Why, you say? But of course---because I'm ignorant. That's the theme of Jeff Jacoby's piece today in the Boston Globe, which takes a long, slow, drag on the Democrats' favorite drug, the Adlai Stevenson syndrome. According to Jacoby, the average voter is dumber than a sack of rocks---the implication of which goes unstated that if/when Kerry loses, it's because Amerika the dumb is not worthy of him.

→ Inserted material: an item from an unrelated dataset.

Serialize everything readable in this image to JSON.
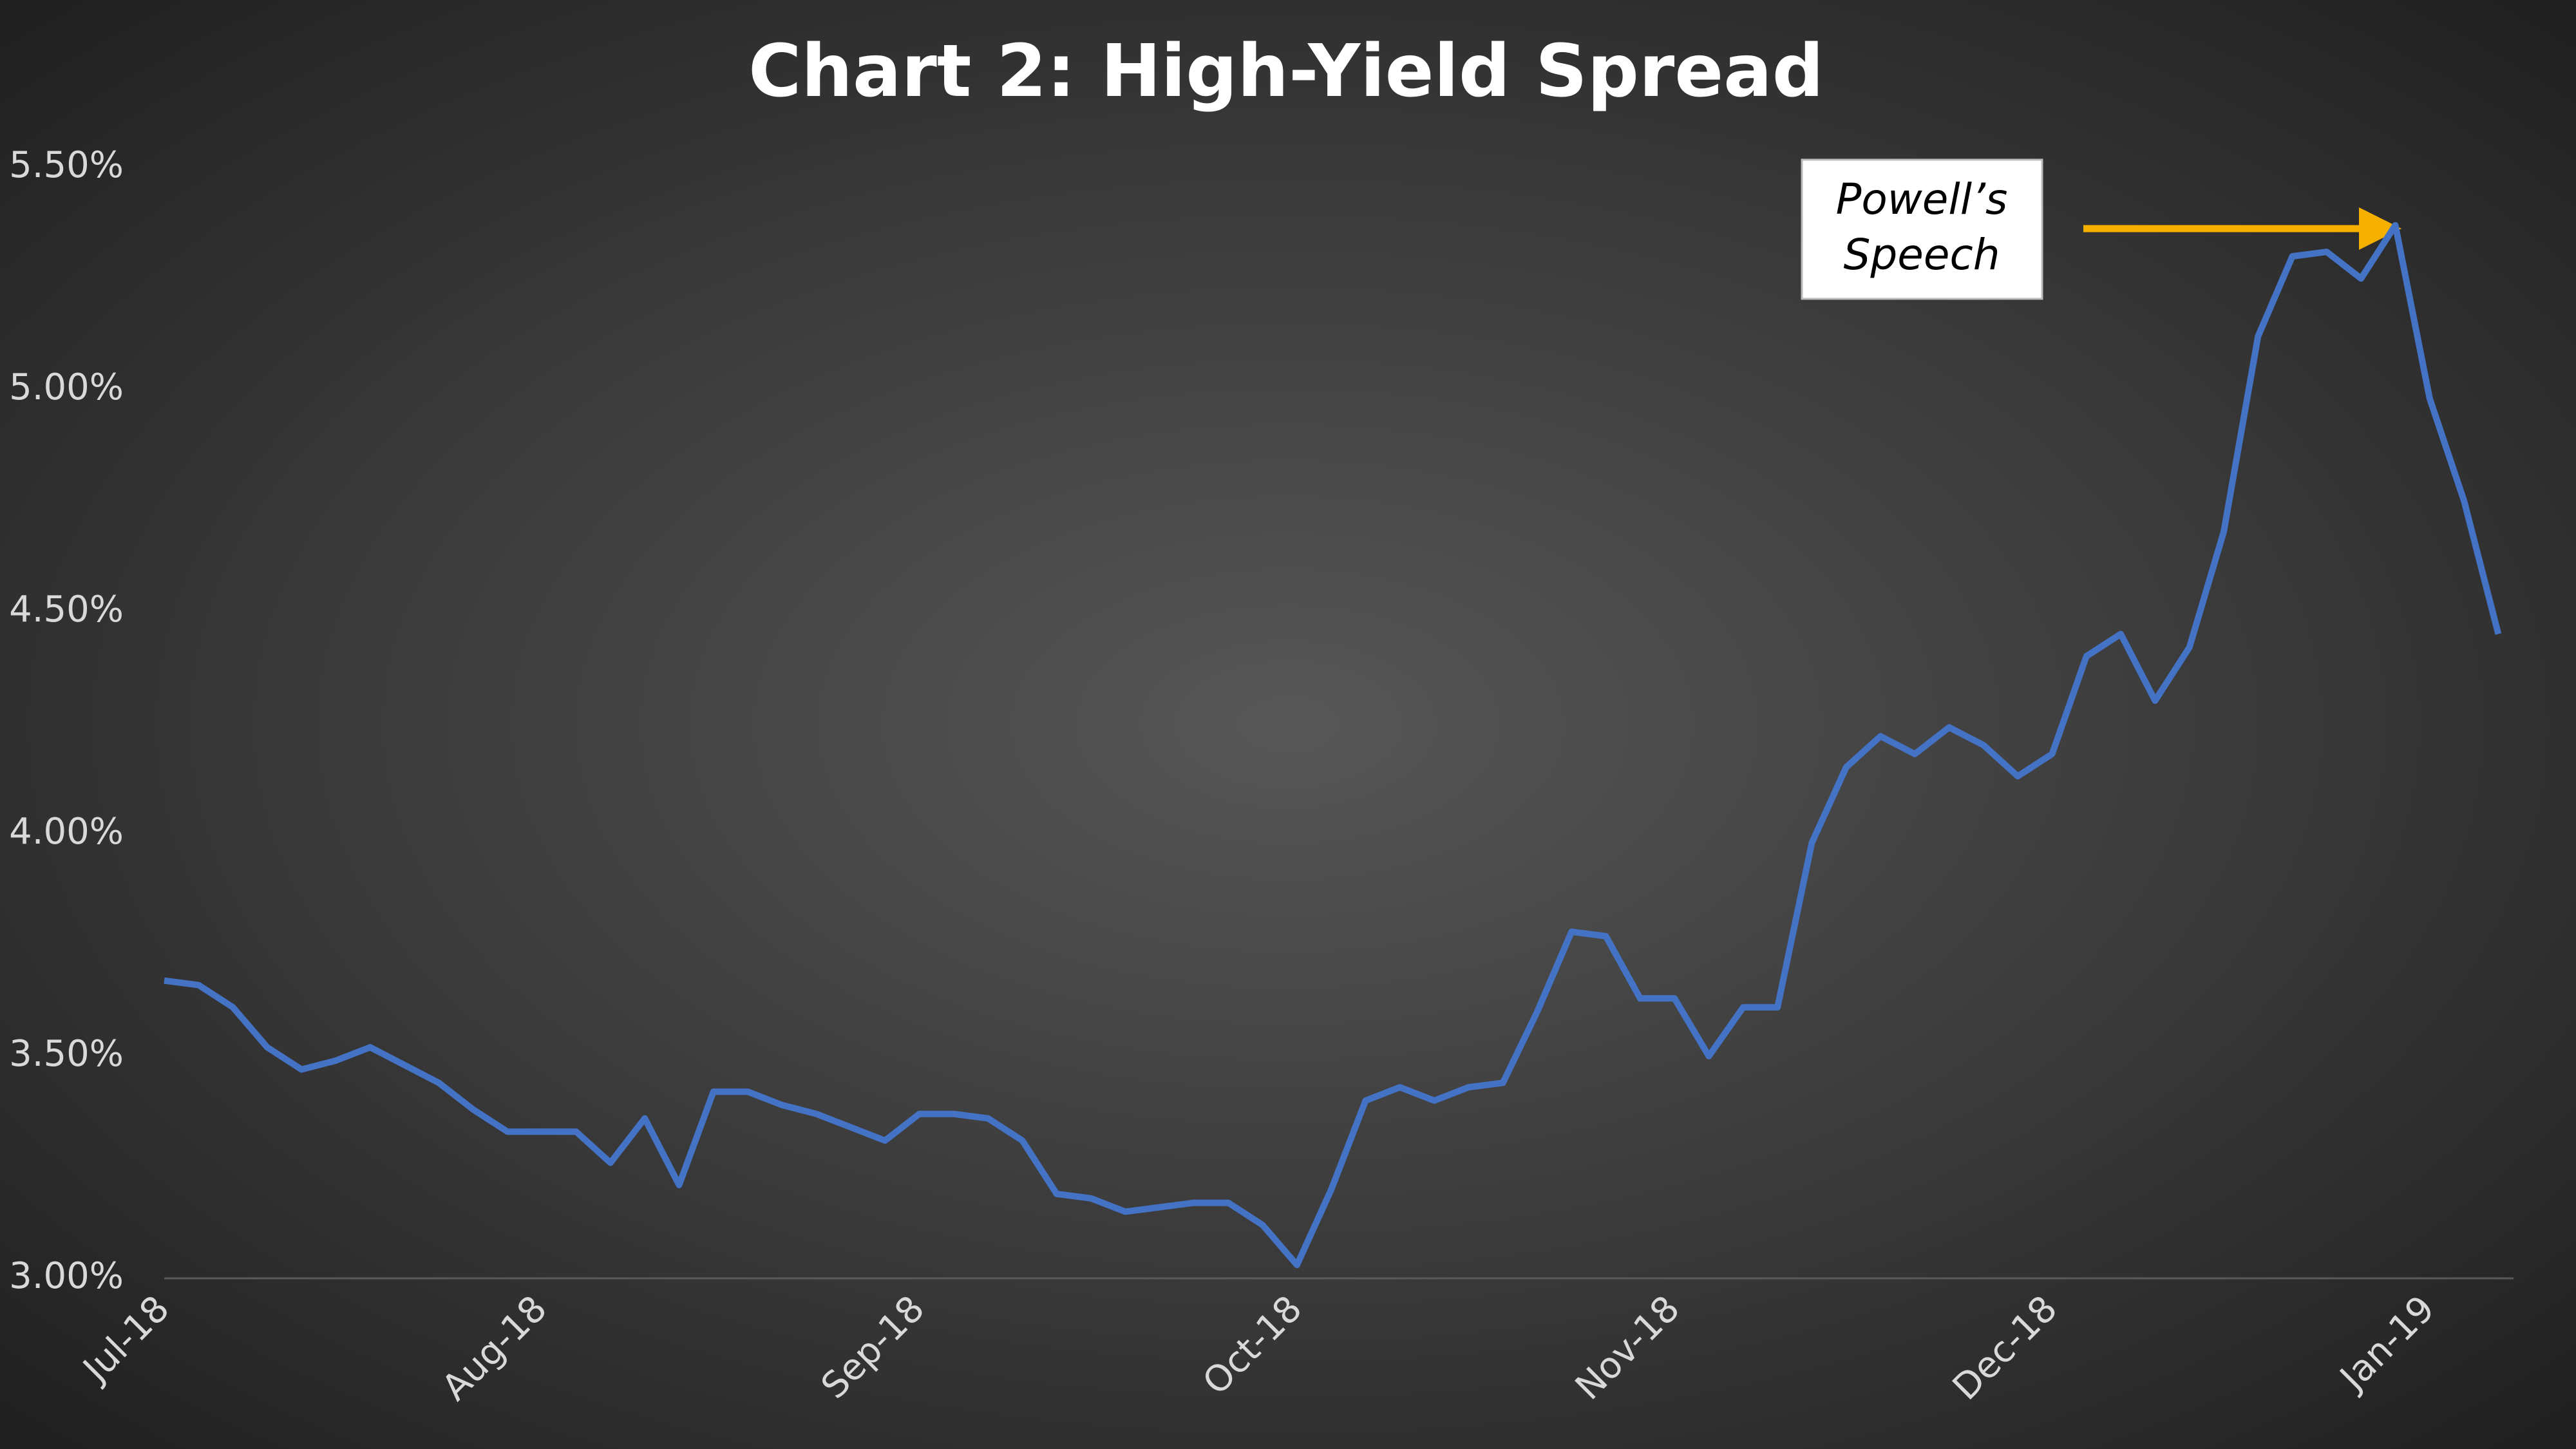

This article is useful for two reasons: 1. to add to the pile of evidence that the Democrat elites are starting to panic going into the last week, and B. one of my favorite themes of how lefty elites disparage small-r republican institutions (like the electoral college) in favor of radical democratic openess, but when the demos goes and acts the way the demos do, by electing republicans, recalling Gray Davis etc., they cry foul at some travesty or miscarriage of justice---if only the people knew what was truly in their interest! Why oh why won't they listen to us---it must be because they are stupid and corrupt! The answer is never "Gee, maybe because they don't like where we are leading them?" Remember: the Vanguard of the Proletariat is never wrong! That's why it can be trusted with absolute power, you bourgeois jackal!

Antidote, you ask? Nurse, 20o cee-cees of Ralph Peters, stat! What, he's not responding? Damn the risks---here's both barrels of VDH.

And if THAT doesn't revive you, I know of only one thing that could: how about proof of how Dubya has a higher IQ than Kerry? D'Oh! That's just going to ruin Oliver Willis' day!

Posted by Steve at October 24, 2004 02:48 PM | TrackBack
Comments

Yeah, but real poli-sci wonks want to know if Kerry is active-negative and if Bush is really passive-positive.